Kindergarten classes at Carmel (IN) Elementary School cultivate flowers in Alaska, while fifth graders tend cotton and peanuts in the Deep South. They're not national travelers but participants in an ambitious "Courtyard U.S.A." garden project. Faced with the specter of expensive landscaping for a renovated school courtyard, teachers and PTO members brainstormed a more educational use of the courtyard. They chose to create an outdoor learning lab as a centerpiece for their environmental program, with features such as a creek, wildflower prairie, butterfly garden, herb garden, and soil erosion study area arranged to represent appropriate areas, climates, or prominent U.S. features, all contained within 45- by 80-foot edging in the shape of the U.S..

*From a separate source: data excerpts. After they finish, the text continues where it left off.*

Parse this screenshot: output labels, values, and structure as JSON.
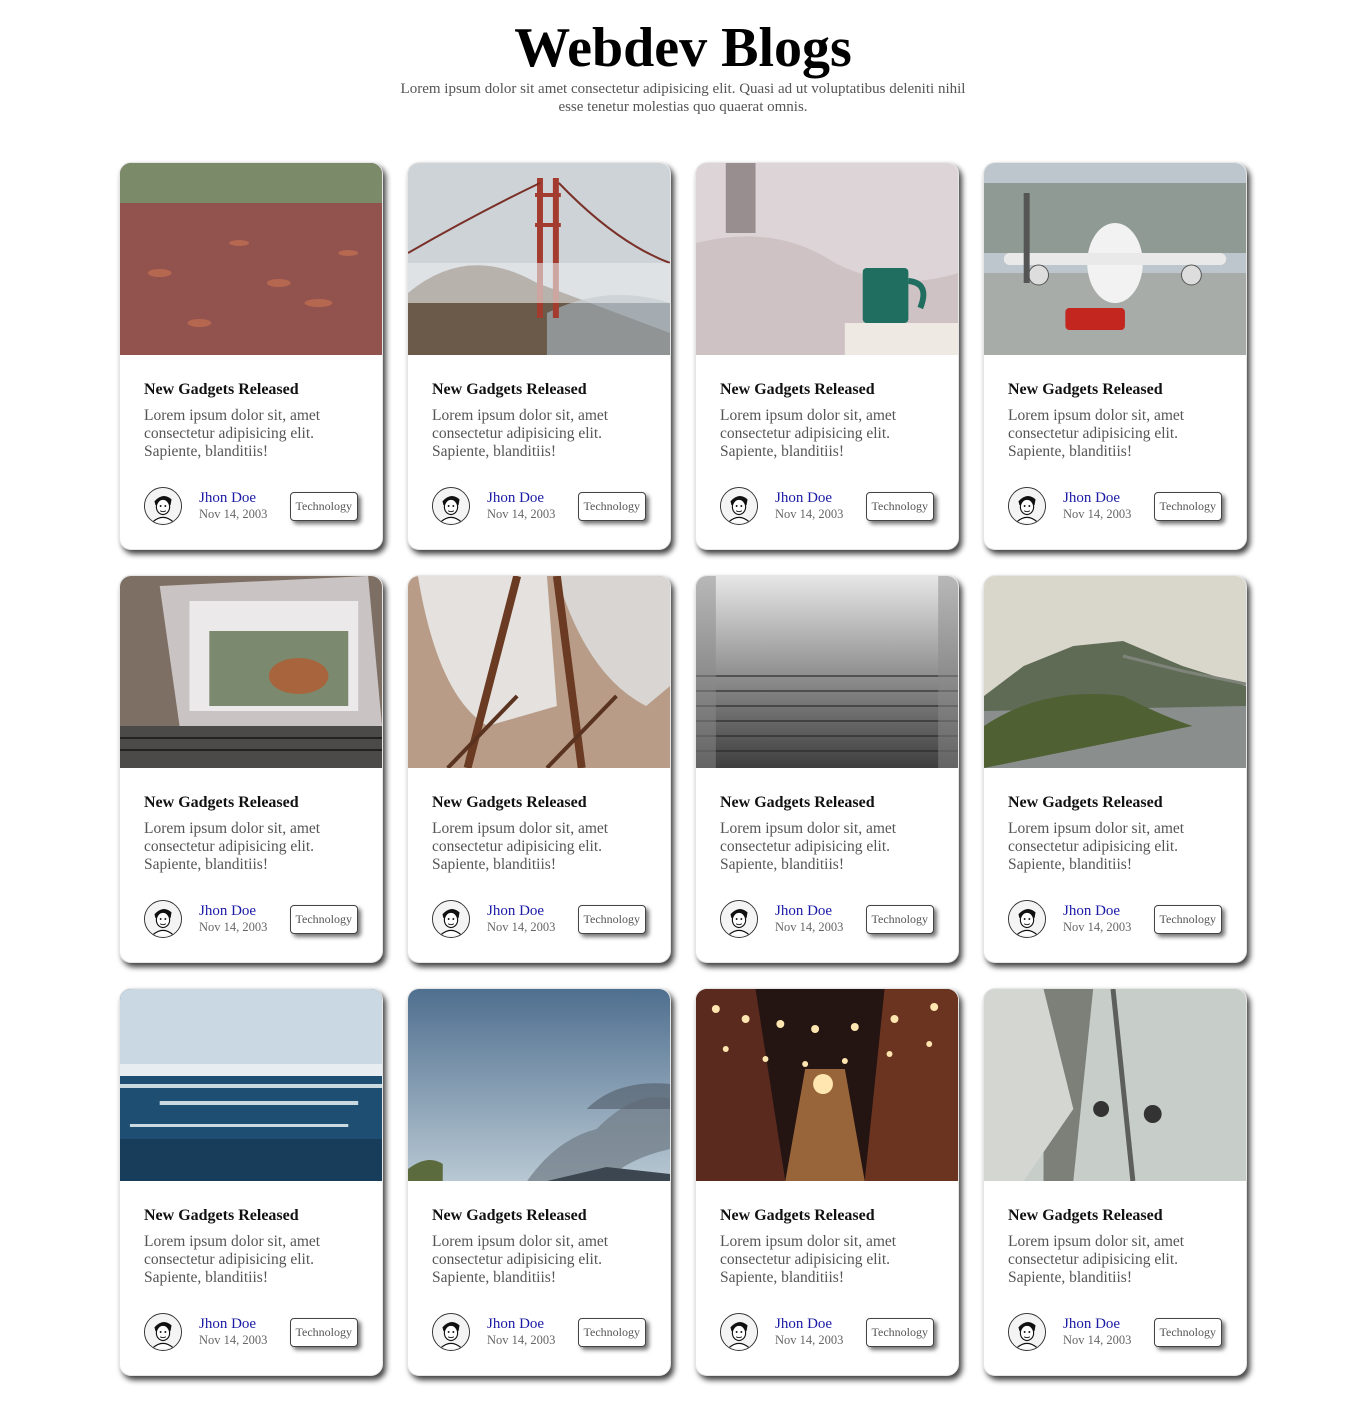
{
  "header": {
    "title": "Webdev Blogs",
    "subtitle": "Lorem ipsum dolor sit amet consectetur adipisicing elit. Quasi ad ut voluptatibus deleniti nihil esse tenetur molestias quo quaerat omnis."
  },
  "cards": [
    {
      "image": "autumn-leaves-path",
      "title": "New Gadgets Released",
      "text": "Lorem ipsum dolor sit, amet consectetur adipisicing elit. Sapiente, blanditiis!",
      "author": "Jhon Doe",
      "date": "Nov 14, 2003",
      "tag": "Technology"
    },
    {
      "image": "golden-gate-bridge-fog",
      "title": "New Gadgets Released",
      "text": "Lorem ipsum dolor sit, amet consectetur adipisicing elit. Sapiente, blanditiis!",
      "author": "Jhon Doe",
      "date": "Nov 14, 2003",
      "tag": "Technology"
    },
    {
      "image": "coffee-mug-bed",
      "title": "New Gadgets Released",
      "text": "Lorem ipsum dolor sit, amet consectetur adipisicing elit. Sapiente, blanditiis!",
      "author": "Jhon Doe",
      "date": "Nov 14, 2003",
      "tag": "Technology"
    },
    {
      "image": "airplane-on-tarmac",
      "title": "New Gadgets Released",
      "text": "Lorem ipsum dolor sit, amet consectetur adipisicing elit. Sapiente, blanditiis!",
      "author": "Jhon Doe",
      "date": "Nov 14, 2003",
      "tag": "Technology"
    },
    {
      "image": "laptop-horse-photo",
      "title": "New Gadgets Released",
      "text": "Lorem ipsum dolor sit, amet consectetur adipisicing elit. Sapiente, blanditiis!",
      "author": "Jhon Doe",
      "date": "Nov 14, 2003",
      "tag": "Technology"
    },
    {
      "image": "white-chairs",
      "title": "New Gadgets Released",
      "text": "Lorem ipsum dolor sit, amet consectetur adipisicing elit. Sapiente, blanditiis!",
      "author": "Jhon Doe",
      "date": "Nov 14, 2003",
      "tag": "Technology"
    },
    {
      "image": "foggy-stairs",
      "title": "New Gadgets Released",
      "text": "Lorem ipsum dolor sit, amet consectetur adipisicing elit. Sapiente, blanditiis!",
      "author": "Jhon Doe",
      "date": "Nov 14, 2003",
      "tag": "Technology"
    },
    {
      "image": "coastal-mountains",
      "title": "New Gadgets Released",
      "text": "Lorem ipsum dolor sit, amet consectetur adipisicing elit. Sapiente, blanditiis!",
      "author": "Jhon Doe",
      "date": "Nov 14, 2003",
      "tag": "Technology"
    },
    {
      "image": "ocean-waves",
      "title": "New Gadgets Released",
      "text": "Lorem ipsum dolor sit, amet consectetur adipisicing elit. Sapiente, blanditiis!",
      "author": "Jhon Doe",
      "date": "Nov 14, 2003",
      "tag": "Technology"
    },
    {
      "image": "blue-sky-clouds",
      "title": "New Gadgets Released",
      "text": "Lorem ipsum dolor sit, amet consectetur adipisicing elit. Sapiente, blanditiis!",
      "author": "Jhon Doe",
      "date": "Nov 14, 2003",
      "tag": "Technology"
    },
    {
      "image": "night-street-lights",
      "title": "New Gadgets Released",
      "text": "Lorem ipsum dolor sit, amet consectetur adipisicing elit. Sapiente, blanditiis!",
      "author": "Jhon Doe",
      "date": "Nov 14, 2003",
      "tag": "Technology"
    },
    {
      "image": "sailboat-mast",
      "title": "New Gadgets Released",
      "text": "Lorem ipsum dolor sit, amet consectetur adipisicing elit. Sapiente, blanditiis!",
      "author": "Jhon Doe",
      "date": "Nov 14, 2003",
      "tag": "Technology"
    }
  ],
  "colors": {
    "author_link": "#1a1aa6",
    "muted_text": "#555555"
  }
}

Each grade is assigned an area of the U.S. and is responsible for starting plants in GrowLabs, maintaining the area, and initiating appropriate activities. First graders, for instance, start pumpkins, popcorn, cornflowers, and
Oriental poppies for the prairie and Midwest, while second graders grow gourds, sunflowers, and Indian corn, and harvest the corn and pumpkins planted by the previous year's class in the Indian theme area east of the Mississippi. Third grade classes work on solving soil erosion problems near the Rocky Mountains (a soil mound) and at the edges of the pond (Gulf of Mexico), and raise such flowers as California poppies, cardinal flowers, and Mexican hats. Fourth graders are responsible for the mid-Atlantic vegetable, butterfly, and herb garden. Fifth graders cultivate cotton, peanuts, and Texas bluebells for the South.
While grade levels focus on specific areas, the entire garden is open to any student or classroom for observations and investigations -- releasing and observing butterflies, making calculations at a garden-based weather station, or drawing and comparing flowers throughout the garden. "By making subject matter applicable to everyday life and tackling hands-on, minds-on problems at levels appropriate for the child," says former courtyard coordinator Sally Rushmore, "this environmental, geographic garden keeps learning relevant." A student might stand in California and hold one end of a tape measure while another student stands in Indiana holding the other end, she explains. The students then measure the distance and use a scale to determine how far it really is from California to Indiana. They might next figure out how long it would take to drive or fly and relate that to a real map. "Literature and regional differences are understood more readily as students read stories about prairie life after actually helping to create a tall grass prairie complete with a windmill," notes Sally.
Students are encouraged to take action beyond the daily garden tasks. The nature club, for instance, helps harvest corn and sunflower seeds for winter birdfeed. Several students, reports Sally, have been inspired to speak at public meetings in favor of preserving prairies and other natural environments in public areas. "This courtyard garden has provided a centerpiece for helping teachers and children explore our world and to prepare to participate effectively in an increasing number of local and national decisions that require an understanding of our environment," she adds.
Support for such an ambitious undertaking has come in part from a small group of districtwide parent volunteers, solicited through the PTOs, who support a range of GrowLab and gardening projects. "In our district, there are a lot of parents who garden, but who hadn't realized that their skills could be valuable to teachers tight on time and resources," says teacher Gordon Hopp. These "courtyard coordinators" arrange for appropriate resource people or parents to help with outdoor or classroom learning sessions, maintain a resource closet, plan lessons and plantings with teachers, oversee garden maintenance, act as liaisons between the staff and PTO, and organize families and teachers to care for the garden in the summer. Carmel students and teachers help fund ongoing supplies with an annual sale of perennials, all started from divisions from plants in the perennial garden. Teachers received professional development support through environmental education inservice workshops and are participating in the National Gardening Association's Growing Science Inquiry project.